One of the most famous of the “Great Books” that educated people read for centuries — and which has been dumped on the garbage heap recently with the rest of the books by  “dead white European males” — is The Noble Lives of the Grecians and Romans by Plutarch. The book, which in translation is about 1300 pages in length, attempts to draw parallels between the lives of famous Greeks and Romans to serve as a model of behavior  for young men growing up following the book’s appearance in the early years of the Roman Empire. Plutarch was born around 50 A..D. and while many of the biographies he wrote are now considered inaccurate, he is nonetheless praised for providing us with “a  faithful record of the historical tradition of his age.” In a word, we are given a very detailed picture of what it is that people in those days, and for generations that followed, regarded as exemplary conduct. Most of the men Plutarch wrote about were regarded as heroes, men like Solon and Pericles of Athens, Alexander of Macedon, and Julius Caesar of Rome.

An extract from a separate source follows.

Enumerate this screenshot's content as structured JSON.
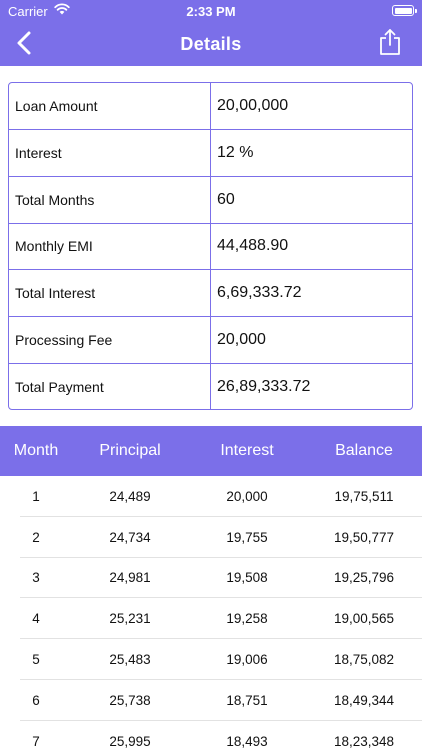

Plutarch, we are told by his modern editor, was “a moralist rather than an historian. His interest is less for politics and the changes of empires, and much more for personal character and individual actions and motives to action; duty performed and rewarded; arrogance chastised, hasty anger corrected; humanity, fair dealing, and generosity triumphing in the visible, or relying on the invisible world. His mind in his biographic memoirs is continually running on the Aristotelian Ethics and the high Platonic theories which formed the religion of the educated population of his time.”

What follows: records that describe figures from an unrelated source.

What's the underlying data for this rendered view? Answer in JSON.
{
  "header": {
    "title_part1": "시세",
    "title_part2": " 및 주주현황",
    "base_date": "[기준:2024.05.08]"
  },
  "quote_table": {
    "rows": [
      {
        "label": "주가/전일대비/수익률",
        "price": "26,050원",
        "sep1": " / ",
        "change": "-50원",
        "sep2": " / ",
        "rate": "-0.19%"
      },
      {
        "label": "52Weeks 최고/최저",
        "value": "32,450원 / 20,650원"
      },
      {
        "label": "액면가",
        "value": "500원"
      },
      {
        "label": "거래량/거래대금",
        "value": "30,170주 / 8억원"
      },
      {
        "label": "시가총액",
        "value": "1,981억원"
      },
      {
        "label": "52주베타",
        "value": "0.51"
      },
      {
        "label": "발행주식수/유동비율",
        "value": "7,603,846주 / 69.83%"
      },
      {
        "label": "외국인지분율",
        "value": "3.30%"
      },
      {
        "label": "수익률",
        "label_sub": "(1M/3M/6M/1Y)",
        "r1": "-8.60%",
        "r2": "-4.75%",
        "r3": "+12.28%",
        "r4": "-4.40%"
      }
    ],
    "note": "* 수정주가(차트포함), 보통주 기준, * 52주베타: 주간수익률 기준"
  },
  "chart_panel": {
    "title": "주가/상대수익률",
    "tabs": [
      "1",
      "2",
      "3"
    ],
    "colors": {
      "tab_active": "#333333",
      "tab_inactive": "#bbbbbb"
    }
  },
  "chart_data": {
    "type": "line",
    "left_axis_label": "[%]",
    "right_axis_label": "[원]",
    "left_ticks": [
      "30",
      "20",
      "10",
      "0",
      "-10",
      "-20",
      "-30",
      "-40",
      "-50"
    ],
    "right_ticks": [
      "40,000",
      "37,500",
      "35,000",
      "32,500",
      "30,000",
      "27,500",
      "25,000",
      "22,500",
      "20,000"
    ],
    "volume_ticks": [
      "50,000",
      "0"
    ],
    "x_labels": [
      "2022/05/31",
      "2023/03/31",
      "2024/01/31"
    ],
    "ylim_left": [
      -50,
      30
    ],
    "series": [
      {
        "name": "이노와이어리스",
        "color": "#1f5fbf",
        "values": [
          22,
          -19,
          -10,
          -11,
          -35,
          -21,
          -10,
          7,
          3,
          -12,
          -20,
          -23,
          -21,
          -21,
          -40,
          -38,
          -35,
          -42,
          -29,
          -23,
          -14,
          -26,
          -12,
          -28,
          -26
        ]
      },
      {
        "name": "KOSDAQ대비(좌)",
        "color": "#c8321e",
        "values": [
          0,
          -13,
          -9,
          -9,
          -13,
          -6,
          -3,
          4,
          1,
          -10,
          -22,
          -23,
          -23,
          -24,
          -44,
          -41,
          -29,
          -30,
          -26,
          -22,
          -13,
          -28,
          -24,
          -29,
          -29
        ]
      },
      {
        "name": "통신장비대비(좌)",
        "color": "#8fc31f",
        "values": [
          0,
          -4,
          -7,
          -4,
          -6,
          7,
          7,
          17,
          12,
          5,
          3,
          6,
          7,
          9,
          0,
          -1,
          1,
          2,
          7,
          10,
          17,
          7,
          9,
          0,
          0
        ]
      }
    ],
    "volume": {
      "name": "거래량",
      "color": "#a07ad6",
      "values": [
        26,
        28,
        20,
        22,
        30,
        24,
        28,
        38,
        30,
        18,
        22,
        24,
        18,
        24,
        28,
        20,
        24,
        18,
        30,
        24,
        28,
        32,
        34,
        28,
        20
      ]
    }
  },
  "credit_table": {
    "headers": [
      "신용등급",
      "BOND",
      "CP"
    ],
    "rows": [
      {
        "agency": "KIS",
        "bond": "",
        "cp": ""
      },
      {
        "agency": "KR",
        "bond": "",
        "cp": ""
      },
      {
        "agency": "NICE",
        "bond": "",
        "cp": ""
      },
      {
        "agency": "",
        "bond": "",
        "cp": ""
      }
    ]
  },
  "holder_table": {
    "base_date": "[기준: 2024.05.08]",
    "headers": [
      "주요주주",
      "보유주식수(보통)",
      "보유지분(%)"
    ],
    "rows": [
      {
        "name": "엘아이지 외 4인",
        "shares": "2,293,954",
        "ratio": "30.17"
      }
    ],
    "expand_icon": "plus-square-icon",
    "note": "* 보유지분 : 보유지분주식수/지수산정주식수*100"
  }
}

In the year of our Lord Two Thousand and Thirteen, or the year of “His Airness” as they call one of this country’s greatest heroes, Michael Jordan, we are provided a study in contrasts. This week’s Sports Illustrated is about 40% full of pictures and stories that provide us with ample evidence of the degree to which this man is revered in this country. If we hadn’t seen the magazine, our eyes and ears could have provided ample evidence after a few moments of watching ESPN which seems to run on and on….(and on) about Jordan. The reason? We are nearing the 50th birthday of His Airness.

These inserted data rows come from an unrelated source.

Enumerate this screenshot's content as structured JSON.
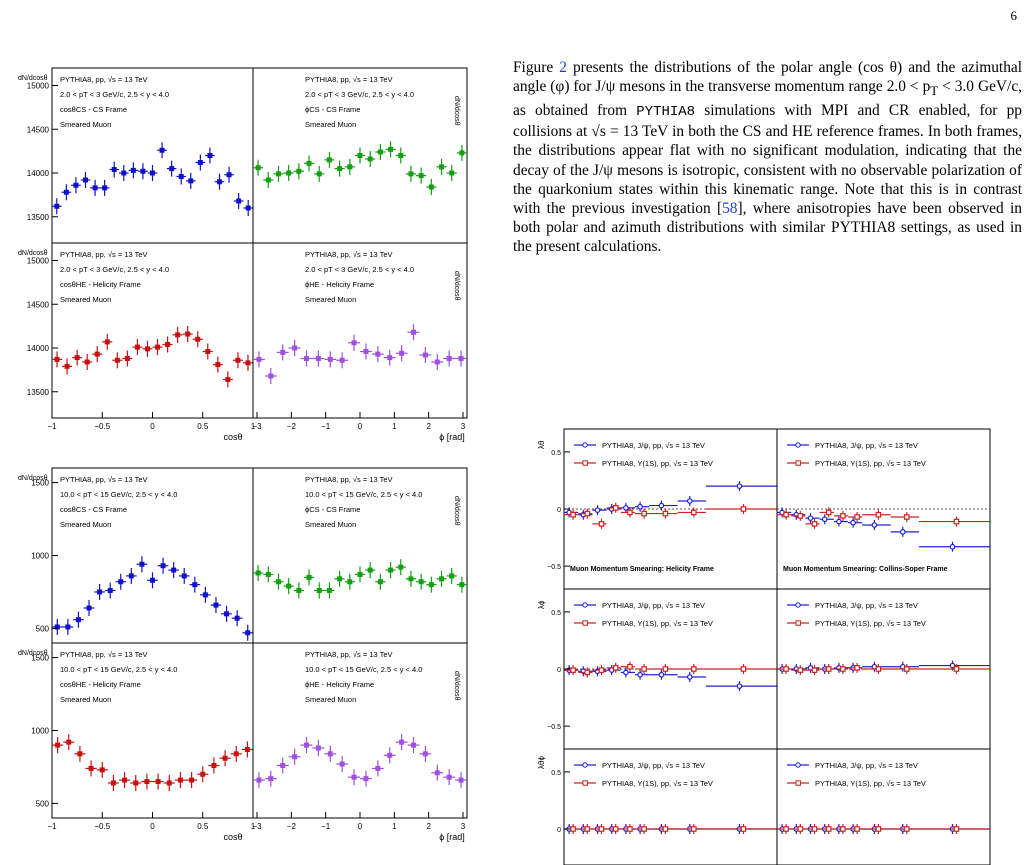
{
  "page_number": "6",
  "body_text": {
    "parts": [
      "Figure ",
      "2",
      " presents the distributions of the polar angle (cos θ) and the azimuthal angle (φ) for J/ψ mesons in the transverse momentum range 2.0 < p",
      "T",
      " < 3.0 GeV/c, as obtained from ",
      "PYTHIA8",
      " simulations with MPI and CR enabled, for pp collisions at √s = 13 TeV in both the CS and HE reference frames. In both frames, the distributions appear flat with no significant modulation, indicating that the decay of the J/ψ mesons is isotropic, consistent with no observable polarization of the quarkonium states within this kinematic range. Note that this is in contrast with the previous investigation [",
      "58",
      "], where anisotropies have been observed in both polar and azimuth distributions with similar PYTHIA8 settings, as used in the present calculations."
    ]
  },
  "colors": {
    "blue": "#1010c8",
    "green": "#10a010",
    "red": "#c81010",
    "purple": "#a050e0",
    "dark_blue": "#2020d0",
    "dark_red": "#d02020"
  },
  "chart_data": [
    {
      "type": "scatter",
      "id": "fig-low-pt",
      "x_labels": [
        "cosθ",
        "ϕ [rad]"
      ],
      "ylabel": "dN/dcosθ",
      "yticks": [
        "13500",
        "14000",
        "14500",
        "15000"
      ],
      "xticks_cos": [
        "−1",
        "−0.5",
        "0",
        "0.5",
        "1"
      ],
      "xticks_phi": [
        "−3",
        "−2",
        "−1",
        "0",
        "1",
        "2",
        "3"
      ],
      "ylim": [
        13200,
        15200
      ],
      "panels": [
        {
          "lines": [
            "PYTHIA8, pp, √s = 13 TeV",
            "2.0 < pT < 3 GeV/c, 2.5 < y < 4.0",
            "cosθCS - CS Frame",
            "Smeared Muon"
          ],
          "color": "#1010c8",
          "values": [
            13620,
            13780,
            13860,
            13920,
            13830,
            13830,
            14040,
            14000,
            14030,
            14020,
            14000,
            14260,
            14050,
            13960,
            13910,
            14120,
            14200,
            13900,
            13980,
            13680,
            13600
          ]
        },
        {
          "lines": [
            "PYTHIA8, pp, √s = 13 TeV",
            "2.0 < pT < 3 GeV/c, 2.5 < y < 4.0",
            "ϕCS - CS Frame",
            "Smeared Muon"
          ],
          "color": "#10a010",
          "values": [
            14060,
            13920,
            13990,
            14000,
            14020,
            14110,
            13990,
            14150,
            14050,
            14070,
            14200,
            14160,
            14240,
            14270,
            14200,
            13990,
            13970,
            13840,
            14070,
            14000,
            14230
          ]
        },
        {
          "lines": [
            "PYTHIA8, pp, √s = 13 TeV",
            "2.0 < pT < 3 GeV/c, 2.5 < y < 4.0",
            "cosθHE - Helicity Frame",
            "Smeared Muon"
          ],
          "color": "#c81010",
          "values": [
            13870,
            13790,
            13890,
            13840,
            13930,
            14070,
            13860,
            13880,
            14010,
            13990,
            14010,
            14040,
            14150,
            14160,
            14100,
            13960,
            13810,
            13640,
            13860,
            13830
          ]
        },
        {
          "lines": [
            "PYTHIA8, pp, √s = 13 TeV",
            "2.0 < pT < 3 GeV/c, 2.5 < y < 4.0",
            "ϕHE - Helicity Frame",
            "Smeared Muon"
          ],
          "color": "#a050e0",
          "values": [
            13870,
            13680,
            13950,
            14000,
            13880,
            13880,
            13870,
            13860,
            14060,
            13960,
            13930,
            13890,
            13940,
            14180,
            13920,
            13840,
            13880,
            13880
          ]
        }
      ]
    },
    {
      "type": "scatter",
      "id": "fig-high-pt",
      "x_labels": [
        "cosθ",
        "ϕ [rad]"
      ],
      "ylabel": "dN/dcosθ",
      "yticks": [
        "500",
        "1000",
        "1500"
      ],
      "xticks_cos": [
        "−1",
        "−0.5",
        "0",
        "0.5",
        "1"
      ],
      "xticks_phi": [
        "−3",
        "−2",
        "−1",
        "0",
        "1",
        "2",
        "3"
      ],
      "ylim": [
        400,
        1600
      ],
      "panels": [
        {
          "lines": [
            "PYTHIA8, pp, √s = 13 TeV",
            "10.0 < pT < 15 GeV/c, 2.5 < y < 4.0",
            "cosθCS - CS Frame",
            "Smeared Muon"
          ],
          "color": "#1010c8",
          "values": [
            510,
            510,
            560,
            640,
            750,
            760,
            820,
            860,
            940,
            830,
            930,
            900,
            860,
            800,
            730,
            660,
            600,
            570,
            470
          ]
        },
        {
          "lines": [
            "PYTHIA8, pp, √s = 13 TeV",
            "10.0 < pT < 15 GeV/c, 2.5 < y < 4.0",
            "ϕCS - CS Frame",
            "Smeared Muon"
          ],
          "color": "#10a010",
          "values": [
            880,
            870,
            820,
            790,
            760,
            850,
            760,
            760,
            840,
            820,
            870,
            900,
            820,
            900,
            920,
            840,
            820,
            800,
            840,
            860,
            800
          ]
        },
        {
          "lines": [
            "PYTHIA8, pp, √s = 13 TeV",
            "10.0 < pT < 15 GeV/c, 2.5 < y < 4.0",
            "cosθHE - Helicity Frame",
            "Smeared Muon"
          ],
          "color": "#c81010",
          "values": [
            900,
            920,
            840,
            740,
            730,
            640,
            660,
            640,
            650,
            650,
            640,
            660,
            660,
            700,
            760,
            810,
            840,
            870
          ]
        },
        {
          "lines": [
            "PYTHIA8, pp, √s = 13 TeV",
            "10.0 < pT < 15 GeV/c, 2.5 < y < 4.0",
            "ϕHE - Helicity Frame",
            "Smeared Muon"
          ],
          "color": "#a050e0",
          "values": [
            660,
            670,
            760,
            820,
            900,
            880,
            840,
            770,
            680,
            670,
            740,
            830,
            920,
            900,
            840,
            710,
            680,
            660
          ]
        }
      ]
    },
    {
      "type": "line",
      "id": "fig-lambda",
      "row_labels": [
        "λθ",
        "λϕ",
        "λθϕ"
      ],
      "yticks": [
        "−0.5",
        "0",
        "0.5"
      ],
      "ylim": [
        -0.7,
        0.7
      ],
      "series": [
        {
          "name": "PYTHIA8, J/ψ, pp, √s = 13 TeV",
          "color": "#2020d0"
        },
        {
          "name": "PYTHIA8, Υ(1S), pp, √s = 13 TeV",
          "color": "#d02020"
        }
      ],
      "column_titles": [
        "Muon Momentum Smearing: Helicity Frame",
        "Muon Momentum Smearing: Collins-Soper Frame"
      ],
      "bins_pt": [
        0,
        1,
        2,
        3,
        4,
        5,
        6,
        8,
        10,
        15
      ],
      "panels": [
        {
          "row": 0,
          "col": 0,
          "jpsi": [
            -0.03,
            -0.05,
            -0.01,
            0.0,
            0.01,
            0.02,
            0.03,
            0.07,
            0.2
          ],
          "ups": [
            -0.05,
            -0.04,
            -0.13,
            0.01,
            -0.03,
            -0.04,
            -0.04,
            -0.03,
            0.0
          ]
        },
        {
          "row": 0,
          "col": 1,
          "jpsi": [
            -0.03,
            -0.05,
            -0.08,
            -0.09,
            -0.11,
            -0.12,
            -0.14,
            -0.2,
            -0.33
          ],
          "ups": [
            -0.05,
            -0.06,
            -0.13,
            -0.03,
            -0.06,
            -0.07,
            -0.05,
            -0.07,
            -0.11
          ]
        },
        {
          "row": 1,
          "col": 0,
          "jpsi": [
            -0.01,
            -0.02,
            -0.02,
            -0.01,
            -0.03,
            -0.05,
            -0.05,
            -0.07,
            -0.15
          ],
          "ups": [
            -0.01,
            -0.03,
            -0.01,
            0.01,
            0.02,
            0.0,
            0.0,
            0.0,
            0.0
          ]
        },
        {
          "row": 1,
          "col": 1,
          "jpsi": [
            0.0,
            0.0,
            0.01,
            0.0,
            0.01,
            0.01,
            0.02,
            0.02,
            0.03
          ],
          "ups": [
            0.0,
            -0.01,
            -0.01,
            0.0,
            0.0,
            0.01,
            0.0,
            0.0,
            0.0
          ]
        },
        {
          "row": 2,
          "col": 0,
          "jpsi": [
            0,
            0,
            0,
            0,
            0,
            0,
            0,
            0,
            0
          ],
          "ups": [
            0,
            0,
            0,
            0,
            0,
            0,
            0,
            0,
            0
          ]
        },
        {
          "row": 2,
          "col": 1,
          "jpsi": [
            0,
            0,
            0,
            0,
            0,
            0,
            0,
            0,
            0
          ],
          "ups": [
            0,
            0,
            0,
            0,
            0,
            0,
            0,
            0,
            0
          ]
        }
      ]
    }
  ]
}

And how does Jordan compare with Pericles, Alexander, and Caesar? Not very well, sad to say. He is clearly one of the greatest, if not the greatest, basketball player who ever set foot on the court. Just ask him and he will proudly show you his six N.B.A. Championship rings. But as far as character is concerned, Jordan leaves something to be desired to say the least. His focus does not appear to be on living the good life, except as that is defined by Madison Avenue and the American population at large. He is worth a fortune and most, if not all of that fortune, he spends on himself. Consider the “newly built $12.4 million, 11 bedroom mansion in Jupiter, Florida on three acres of land” where Jordan and his 34 year-old fiancée recently moved — as we are told in Sports Illustrated. The home is near a golf course and also near his close friend Tiger Woods. Jordan loves to play golf and gamble, we are told, and he is part owner of the Charlotte Bobcats of the N.B.A. — a team which badly needs a player of near-Jordan caliber. To be near the team, Jordan also owns a “$3.2 million penthouse in a condominium in downtown Charlotte.” He paid $50 million of his own money to buy into the Bobcats. His money comes from endorsements, mostly: Nike pays him handsomely to put his name on basketball shoes which cost the kids of this country $250.00 a pair — an amount of money that mothers of young boys and girls in the inner cities must somehow come up with in order that their children get the very latest in foot gear. And if you are hungry you can enjoy a meal at one of the steak houses that bears his name and even delight in a five-course meal “inspired by his life and career” for only $125.00.

In a word, Michael Jordan represents in so many ways the ideals and achievements admired in this country which stand in such sharp contrast with the ideals and achievements of the “Grecians and Romans” Plutarch wrote about. In case you wondered, this is called “progress.”